I started a post about what to give a new mama…and realized after providing a detailed listing of about twenty books that what I really want to do is share some amazing books that have supported and guided my experience with my first baby in his first year of life. Mind you, I am not a ‘baby-person’ nor have I ever really thought about this stuff until I was smack dab IN it. I tend to keep relatives at bay (most of them are more trouble than their worth in my family, so, you know…cost/benefit analysis…) so I had my partner, my gut instinct, and whatever research I could get my hands on to guide me through that first year.

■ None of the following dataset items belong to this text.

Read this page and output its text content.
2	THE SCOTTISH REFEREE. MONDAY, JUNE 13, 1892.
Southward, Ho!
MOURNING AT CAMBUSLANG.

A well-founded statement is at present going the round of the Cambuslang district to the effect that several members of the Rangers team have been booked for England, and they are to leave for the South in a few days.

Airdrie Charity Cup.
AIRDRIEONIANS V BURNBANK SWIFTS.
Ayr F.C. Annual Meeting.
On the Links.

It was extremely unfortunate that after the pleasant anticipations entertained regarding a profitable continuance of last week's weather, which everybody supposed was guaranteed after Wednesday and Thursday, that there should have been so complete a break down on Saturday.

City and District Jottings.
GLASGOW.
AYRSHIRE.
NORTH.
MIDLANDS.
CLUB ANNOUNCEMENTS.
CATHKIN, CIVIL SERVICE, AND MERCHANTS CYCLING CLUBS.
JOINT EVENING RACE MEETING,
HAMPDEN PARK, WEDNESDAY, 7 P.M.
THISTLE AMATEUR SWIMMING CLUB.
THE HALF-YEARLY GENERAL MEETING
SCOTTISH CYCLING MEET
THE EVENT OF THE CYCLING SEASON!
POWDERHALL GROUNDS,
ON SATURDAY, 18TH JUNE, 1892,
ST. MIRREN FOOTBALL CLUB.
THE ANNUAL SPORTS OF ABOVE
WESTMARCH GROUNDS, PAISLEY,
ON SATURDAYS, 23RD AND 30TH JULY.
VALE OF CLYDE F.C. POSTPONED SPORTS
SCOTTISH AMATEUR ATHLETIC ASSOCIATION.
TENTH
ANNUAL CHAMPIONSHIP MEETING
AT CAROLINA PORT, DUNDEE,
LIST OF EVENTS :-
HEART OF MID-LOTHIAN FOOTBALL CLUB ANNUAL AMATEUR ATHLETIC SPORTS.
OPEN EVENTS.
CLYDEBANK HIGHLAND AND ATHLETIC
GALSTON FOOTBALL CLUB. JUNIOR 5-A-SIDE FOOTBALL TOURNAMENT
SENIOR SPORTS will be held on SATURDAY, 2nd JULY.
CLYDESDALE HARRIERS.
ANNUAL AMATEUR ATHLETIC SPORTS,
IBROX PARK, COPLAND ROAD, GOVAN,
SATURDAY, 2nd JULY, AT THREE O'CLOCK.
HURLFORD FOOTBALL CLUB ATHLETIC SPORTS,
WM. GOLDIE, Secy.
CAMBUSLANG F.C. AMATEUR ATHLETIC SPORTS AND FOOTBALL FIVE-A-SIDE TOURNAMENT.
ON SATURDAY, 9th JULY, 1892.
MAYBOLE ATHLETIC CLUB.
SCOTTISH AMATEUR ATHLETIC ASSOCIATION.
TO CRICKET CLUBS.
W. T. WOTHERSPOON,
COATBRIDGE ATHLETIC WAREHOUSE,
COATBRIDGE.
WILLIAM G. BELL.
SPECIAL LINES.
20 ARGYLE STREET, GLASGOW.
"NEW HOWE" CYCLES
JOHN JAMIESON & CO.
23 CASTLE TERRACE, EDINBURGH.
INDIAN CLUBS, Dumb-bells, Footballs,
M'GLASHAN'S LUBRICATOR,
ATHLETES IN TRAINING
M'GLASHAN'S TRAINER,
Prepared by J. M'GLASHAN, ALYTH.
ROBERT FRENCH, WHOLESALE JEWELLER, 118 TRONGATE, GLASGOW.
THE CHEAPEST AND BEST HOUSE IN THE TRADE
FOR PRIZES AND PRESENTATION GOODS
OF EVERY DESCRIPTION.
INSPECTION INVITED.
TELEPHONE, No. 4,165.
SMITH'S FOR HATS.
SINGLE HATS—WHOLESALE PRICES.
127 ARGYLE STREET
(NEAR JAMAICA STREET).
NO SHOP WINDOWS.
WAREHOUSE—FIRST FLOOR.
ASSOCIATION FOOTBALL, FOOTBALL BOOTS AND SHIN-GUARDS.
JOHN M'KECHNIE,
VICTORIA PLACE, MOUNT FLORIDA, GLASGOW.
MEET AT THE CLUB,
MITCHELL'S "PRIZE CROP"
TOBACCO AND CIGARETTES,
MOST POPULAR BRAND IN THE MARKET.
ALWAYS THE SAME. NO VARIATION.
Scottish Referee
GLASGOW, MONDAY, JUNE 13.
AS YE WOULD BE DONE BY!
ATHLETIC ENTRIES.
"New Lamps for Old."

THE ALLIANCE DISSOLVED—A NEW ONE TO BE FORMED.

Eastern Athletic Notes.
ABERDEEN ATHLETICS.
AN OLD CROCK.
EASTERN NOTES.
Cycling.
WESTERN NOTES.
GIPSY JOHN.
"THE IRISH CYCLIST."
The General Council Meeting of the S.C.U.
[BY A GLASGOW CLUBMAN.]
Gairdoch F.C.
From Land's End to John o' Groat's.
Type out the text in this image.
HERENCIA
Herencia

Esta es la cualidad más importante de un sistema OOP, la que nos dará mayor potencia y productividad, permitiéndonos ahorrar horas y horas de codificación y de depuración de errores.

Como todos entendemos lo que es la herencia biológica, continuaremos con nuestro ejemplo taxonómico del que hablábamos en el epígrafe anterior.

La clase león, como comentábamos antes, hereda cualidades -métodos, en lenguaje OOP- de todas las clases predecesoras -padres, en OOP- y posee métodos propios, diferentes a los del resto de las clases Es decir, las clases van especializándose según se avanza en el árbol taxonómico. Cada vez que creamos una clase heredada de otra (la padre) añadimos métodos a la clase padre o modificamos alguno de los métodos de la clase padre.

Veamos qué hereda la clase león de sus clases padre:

So here it is, in no particular order. My “essentials” reading list for a new mama. I realize this may be way excessive for some mamas, but I am a RESEARCH WHORE and can’t help myself. To be fair, most of these books are available on Kindle and I read them on my phone while the baby sorta kinda slept on and off in my arms or in his car seat next to the bed. It can be tough, (as many of you know) to get back to sleep when you know baby wakes every 90 minutes…so I read these. And despite being in a zombie-like state, it helped me a lot.
-Healthy Sleep Habits, Happy Baby (This is essential reading. Like…go get this damn book if you ever want shuteye again.)
-The New Basics: A-Z Baby and Child Care for the Modern Parent (I particularly enjoy this one because it written by a French doc who tends to use a very laissez-faire approach). This one I keep in hard copy.
-Balance is a Crock: Sleep is for the Weak (super important for working mothers)
-The Baby Book (Yes, I am into Dr. Sears and Attachment Parenting or ‘AP’ as us crazies like to call it)
-The Womanly Art of Breastfeeding
-The Minimalist’s Guide to Baby’s First Year
-Minimalist Parenting (yes, it is a completely different book and they are both totally worth a read)
-The Breastfeeding Book (more from the Sears family)
-The Attachment Parenting Book (…and yet, more Sears…)
-The Encyclopedia of Infant and Toddler Activities
-Baby’s First Year (written by two docs who are also parents–this one is VERY thorough, but I dig it. I also keep this one in hard copy)
-Bringing Up Bebe (I appreciate the French approach in some ways but in others it is a little too hands-off for me. Good perspective, though.)
I think I had forgotten how important it was/is for me to have these resources in my life, and particularly to validate everything my gut was telling me to do (as was certainly the case with the AP activities like co-sleeping and breastfeeding.) So however you get your validation, however you back up your own intuition with research, I think these are some excellent resources. Happy squinty-eyed middle of the night reading on your phone!